- 2018 Mercedes-Benz AMG G63
- Full bodywork PPF system
- Huge spec including Burmester sound system
- 20,000 miles from new
Presented in Olive Green bodywork that has retained a beautiful finish thanks to the application of a full PPF system, this Mercedes-Benz AMG G63 is an early example of the second-generation W463 model that was launched at the 2018 Detroit Motor Show.
Its riding on 285/45 R21 Pirelli Scorpion tyres, and inside the luxuriously trimmed black interior is the desirable optional extra of Burmester’s surround sound system. Standard equipment includes Mercedes-Benz’s revised infotainment set-up, a steering column-mounted paddle shift for the nine-speed 9G-Tronic automatic gearbox, heated memory sets, 64-colour ambient lighting and much more besides.
Its performance is immense – as you’d expect from a car powered by a twin-turbocharged, 3982cc V8 engine that produces 577bhp and a colossal 627 lb ft of torque. Official figures showed that was enough to propel the G63 to 60mph in only 4.5 seconds, and its twin side-exit exhausts provide a suitably thunderous soundtrack.
The extensive chassis revisions for the second-generation W463 meant that the big G63 handled more impressively than any previous G-Wagen, with its combination of rack-and-pinion steering and independent front suspension making it – in the words of Chris Harris on Top Gear – ‘little short of a revelation’ on the road.
Now being offered for sale with The Classic Motor Hub, this Mercedes-Benz AMG G63 was first registered on 22 November 2018. It will be freshly serviced and is MoT’d until 1 November 2022.
After an extensive testing and development programme that ran for most of the 1970s, the Mercedes-Benz G-Wagen was launched in 1979 and – with its instantly recognisable shape and robust build quality – has become Germany’s answer to the Range Rover.
Originally intended to be a civilian version of a military vehicle, the G-Wagen has gradually become more luxurious over the years.
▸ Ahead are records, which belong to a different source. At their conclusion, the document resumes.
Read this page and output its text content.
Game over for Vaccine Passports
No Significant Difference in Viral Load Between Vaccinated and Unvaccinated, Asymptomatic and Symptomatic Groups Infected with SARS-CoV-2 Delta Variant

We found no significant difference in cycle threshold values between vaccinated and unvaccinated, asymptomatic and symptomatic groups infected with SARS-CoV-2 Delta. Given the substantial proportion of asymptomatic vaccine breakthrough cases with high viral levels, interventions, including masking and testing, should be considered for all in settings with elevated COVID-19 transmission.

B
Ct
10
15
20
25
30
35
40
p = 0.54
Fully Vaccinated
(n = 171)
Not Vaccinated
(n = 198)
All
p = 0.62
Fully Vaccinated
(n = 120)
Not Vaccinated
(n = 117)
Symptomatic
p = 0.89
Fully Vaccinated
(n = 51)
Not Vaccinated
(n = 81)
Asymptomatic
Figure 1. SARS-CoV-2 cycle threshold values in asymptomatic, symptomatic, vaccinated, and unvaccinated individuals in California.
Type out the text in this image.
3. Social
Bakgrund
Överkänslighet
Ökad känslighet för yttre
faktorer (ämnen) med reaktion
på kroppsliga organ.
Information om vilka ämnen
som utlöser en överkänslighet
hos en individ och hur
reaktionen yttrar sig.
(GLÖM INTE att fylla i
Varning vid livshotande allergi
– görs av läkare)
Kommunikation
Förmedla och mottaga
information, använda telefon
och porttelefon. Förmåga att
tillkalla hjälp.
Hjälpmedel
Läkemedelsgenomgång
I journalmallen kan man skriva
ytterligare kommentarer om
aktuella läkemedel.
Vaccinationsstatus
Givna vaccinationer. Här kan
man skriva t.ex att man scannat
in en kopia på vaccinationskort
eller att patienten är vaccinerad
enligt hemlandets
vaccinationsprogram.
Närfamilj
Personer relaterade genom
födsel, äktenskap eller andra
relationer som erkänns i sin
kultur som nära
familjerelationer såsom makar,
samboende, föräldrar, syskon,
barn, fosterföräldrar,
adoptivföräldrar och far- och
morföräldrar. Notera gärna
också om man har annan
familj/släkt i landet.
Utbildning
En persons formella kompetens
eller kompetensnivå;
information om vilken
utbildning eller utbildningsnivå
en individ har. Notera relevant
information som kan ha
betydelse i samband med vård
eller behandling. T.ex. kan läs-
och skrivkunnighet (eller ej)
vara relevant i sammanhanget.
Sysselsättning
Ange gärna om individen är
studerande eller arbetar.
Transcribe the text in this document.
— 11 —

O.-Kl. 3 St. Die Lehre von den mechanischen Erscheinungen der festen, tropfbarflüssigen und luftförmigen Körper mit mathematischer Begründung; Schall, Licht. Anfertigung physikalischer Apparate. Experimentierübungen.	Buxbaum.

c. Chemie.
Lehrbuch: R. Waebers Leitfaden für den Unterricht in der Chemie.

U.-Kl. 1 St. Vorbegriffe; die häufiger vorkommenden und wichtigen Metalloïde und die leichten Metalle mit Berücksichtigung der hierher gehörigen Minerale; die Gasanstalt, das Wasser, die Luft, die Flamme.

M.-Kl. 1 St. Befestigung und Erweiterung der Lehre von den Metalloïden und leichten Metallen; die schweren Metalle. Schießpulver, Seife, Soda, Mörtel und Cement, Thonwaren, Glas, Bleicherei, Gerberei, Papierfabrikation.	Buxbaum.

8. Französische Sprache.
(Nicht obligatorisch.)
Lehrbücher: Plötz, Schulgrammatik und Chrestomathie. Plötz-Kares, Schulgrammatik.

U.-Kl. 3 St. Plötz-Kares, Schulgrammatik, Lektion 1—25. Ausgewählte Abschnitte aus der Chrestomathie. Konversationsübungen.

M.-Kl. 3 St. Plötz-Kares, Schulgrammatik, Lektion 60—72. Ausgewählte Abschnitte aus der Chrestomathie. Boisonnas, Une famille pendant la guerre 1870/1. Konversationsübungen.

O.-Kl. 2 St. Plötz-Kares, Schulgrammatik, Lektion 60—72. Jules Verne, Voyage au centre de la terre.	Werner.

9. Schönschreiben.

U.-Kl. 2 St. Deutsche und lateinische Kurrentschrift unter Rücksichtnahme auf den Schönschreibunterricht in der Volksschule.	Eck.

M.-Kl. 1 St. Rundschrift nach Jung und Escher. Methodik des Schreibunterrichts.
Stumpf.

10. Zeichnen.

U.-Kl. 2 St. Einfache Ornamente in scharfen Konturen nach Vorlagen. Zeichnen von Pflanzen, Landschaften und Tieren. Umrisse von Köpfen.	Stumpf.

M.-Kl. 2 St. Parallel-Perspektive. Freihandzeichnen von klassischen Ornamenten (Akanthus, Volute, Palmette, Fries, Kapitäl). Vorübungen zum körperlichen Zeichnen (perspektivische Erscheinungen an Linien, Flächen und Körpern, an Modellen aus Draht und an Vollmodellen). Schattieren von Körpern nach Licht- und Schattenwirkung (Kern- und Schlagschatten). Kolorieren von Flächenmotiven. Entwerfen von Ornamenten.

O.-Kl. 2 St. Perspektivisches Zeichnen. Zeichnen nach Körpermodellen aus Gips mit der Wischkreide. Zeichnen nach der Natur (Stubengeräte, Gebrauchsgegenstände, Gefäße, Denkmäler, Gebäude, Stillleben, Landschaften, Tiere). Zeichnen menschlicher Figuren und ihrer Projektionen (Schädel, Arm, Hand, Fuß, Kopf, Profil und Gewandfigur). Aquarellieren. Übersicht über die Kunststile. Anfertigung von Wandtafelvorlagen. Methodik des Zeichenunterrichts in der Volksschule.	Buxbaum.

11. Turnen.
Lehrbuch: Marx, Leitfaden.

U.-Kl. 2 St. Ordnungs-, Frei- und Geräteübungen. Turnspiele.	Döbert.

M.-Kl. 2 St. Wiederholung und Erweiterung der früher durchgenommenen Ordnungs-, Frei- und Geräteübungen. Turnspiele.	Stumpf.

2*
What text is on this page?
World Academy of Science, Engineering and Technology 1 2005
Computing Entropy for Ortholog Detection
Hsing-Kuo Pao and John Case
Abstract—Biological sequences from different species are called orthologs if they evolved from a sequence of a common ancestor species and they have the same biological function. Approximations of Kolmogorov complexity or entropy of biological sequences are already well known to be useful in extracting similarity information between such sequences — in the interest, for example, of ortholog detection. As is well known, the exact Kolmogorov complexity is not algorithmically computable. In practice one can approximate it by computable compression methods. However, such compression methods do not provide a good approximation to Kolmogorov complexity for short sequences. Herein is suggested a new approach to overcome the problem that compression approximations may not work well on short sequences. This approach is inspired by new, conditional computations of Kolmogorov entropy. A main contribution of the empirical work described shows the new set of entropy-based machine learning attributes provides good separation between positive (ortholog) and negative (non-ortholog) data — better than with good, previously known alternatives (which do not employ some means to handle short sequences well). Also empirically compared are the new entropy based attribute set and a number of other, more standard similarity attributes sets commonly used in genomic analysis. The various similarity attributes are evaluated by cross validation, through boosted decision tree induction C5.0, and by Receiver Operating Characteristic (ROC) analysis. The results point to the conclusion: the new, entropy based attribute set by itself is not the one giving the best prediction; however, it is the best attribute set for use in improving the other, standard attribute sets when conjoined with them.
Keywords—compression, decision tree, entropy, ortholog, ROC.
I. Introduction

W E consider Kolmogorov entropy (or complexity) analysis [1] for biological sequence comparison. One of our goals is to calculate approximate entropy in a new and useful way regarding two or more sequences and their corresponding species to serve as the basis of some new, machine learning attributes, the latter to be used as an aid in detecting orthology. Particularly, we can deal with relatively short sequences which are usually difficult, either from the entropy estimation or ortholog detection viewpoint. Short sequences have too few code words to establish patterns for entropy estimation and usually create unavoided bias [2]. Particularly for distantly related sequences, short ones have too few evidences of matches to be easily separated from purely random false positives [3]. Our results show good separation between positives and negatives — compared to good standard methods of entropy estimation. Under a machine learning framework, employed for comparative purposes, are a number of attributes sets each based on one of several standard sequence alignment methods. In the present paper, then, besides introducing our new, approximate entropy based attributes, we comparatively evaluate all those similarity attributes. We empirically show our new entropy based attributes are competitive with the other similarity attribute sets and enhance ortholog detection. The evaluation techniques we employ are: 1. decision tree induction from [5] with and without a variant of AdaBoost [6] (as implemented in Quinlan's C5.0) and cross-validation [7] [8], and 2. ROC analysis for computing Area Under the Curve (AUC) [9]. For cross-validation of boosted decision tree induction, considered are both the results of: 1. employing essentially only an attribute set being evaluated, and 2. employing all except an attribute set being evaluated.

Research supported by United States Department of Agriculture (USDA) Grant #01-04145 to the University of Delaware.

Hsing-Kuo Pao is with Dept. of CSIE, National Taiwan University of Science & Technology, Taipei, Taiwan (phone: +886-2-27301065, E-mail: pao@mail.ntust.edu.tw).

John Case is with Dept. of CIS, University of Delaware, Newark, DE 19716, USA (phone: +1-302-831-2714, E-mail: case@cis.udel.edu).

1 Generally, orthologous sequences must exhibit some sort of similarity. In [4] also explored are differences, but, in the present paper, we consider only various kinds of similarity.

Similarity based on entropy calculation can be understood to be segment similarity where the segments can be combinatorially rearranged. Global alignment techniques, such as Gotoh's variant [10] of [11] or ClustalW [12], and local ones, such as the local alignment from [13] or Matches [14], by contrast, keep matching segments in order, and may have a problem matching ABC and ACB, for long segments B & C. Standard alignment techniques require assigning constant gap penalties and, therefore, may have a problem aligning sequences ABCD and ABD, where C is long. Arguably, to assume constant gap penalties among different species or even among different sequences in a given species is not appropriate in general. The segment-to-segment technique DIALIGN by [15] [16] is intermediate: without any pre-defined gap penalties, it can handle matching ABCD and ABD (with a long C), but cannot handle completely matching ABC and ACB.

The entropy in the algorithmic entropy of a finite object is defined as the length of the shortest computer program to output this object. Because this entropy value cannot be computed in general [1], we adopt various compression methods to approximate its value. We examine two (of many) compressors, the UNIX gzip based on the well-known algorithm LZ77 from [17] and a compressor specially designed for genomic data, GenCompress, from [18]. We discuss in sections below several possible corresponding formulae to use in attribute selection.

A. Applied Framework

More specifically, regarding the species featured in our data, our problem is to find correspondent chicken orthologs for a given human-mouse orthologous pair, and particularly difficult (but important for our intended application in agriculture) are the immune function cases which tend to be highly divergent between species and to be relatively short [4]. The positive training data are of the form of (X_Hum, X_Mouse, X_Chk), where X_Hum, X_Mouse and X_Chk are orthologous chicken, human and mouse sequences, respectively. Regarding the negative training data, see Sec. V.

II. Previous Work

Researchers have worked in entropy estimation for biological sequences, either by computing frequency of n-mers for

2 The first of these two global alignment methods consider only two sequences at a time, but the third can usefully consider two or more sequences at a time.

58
When, for example, the first-generation W463 model replaced the original W460 in 1990, wood interior trim and leather seats were offered for the first time, while ABS and electronically locking differentials were employed.
A bewildering array of body styles and engines were subsequently offered, but the basic architecture of the G-Wagen remained largely the same until well into the 21st century. Not until the launch of the second-generation W463 in 2018 were fundamental engineering changes made.
Although it retained the separate chassis of the previous model, the new G-Wagen was lighter and stiffer than ever before, while rack-and-pinion steering replacing the archaic recirculating ball. Independent front suspension replaced the old live-axle set-up, and there was more space in the redesigned, high-tech interior.
When the second-generation W463 was launched, Evo noted that ‘you can carry impressive pace down a road that has as many turns as it does straights’ and concluded that – when compared to its rivals – this latest incarnation of the Mercedes G-Wagen was ‘in another league’ when it came to character. No longer did ownership have to come with the caveat of a heavily compromised driving experience.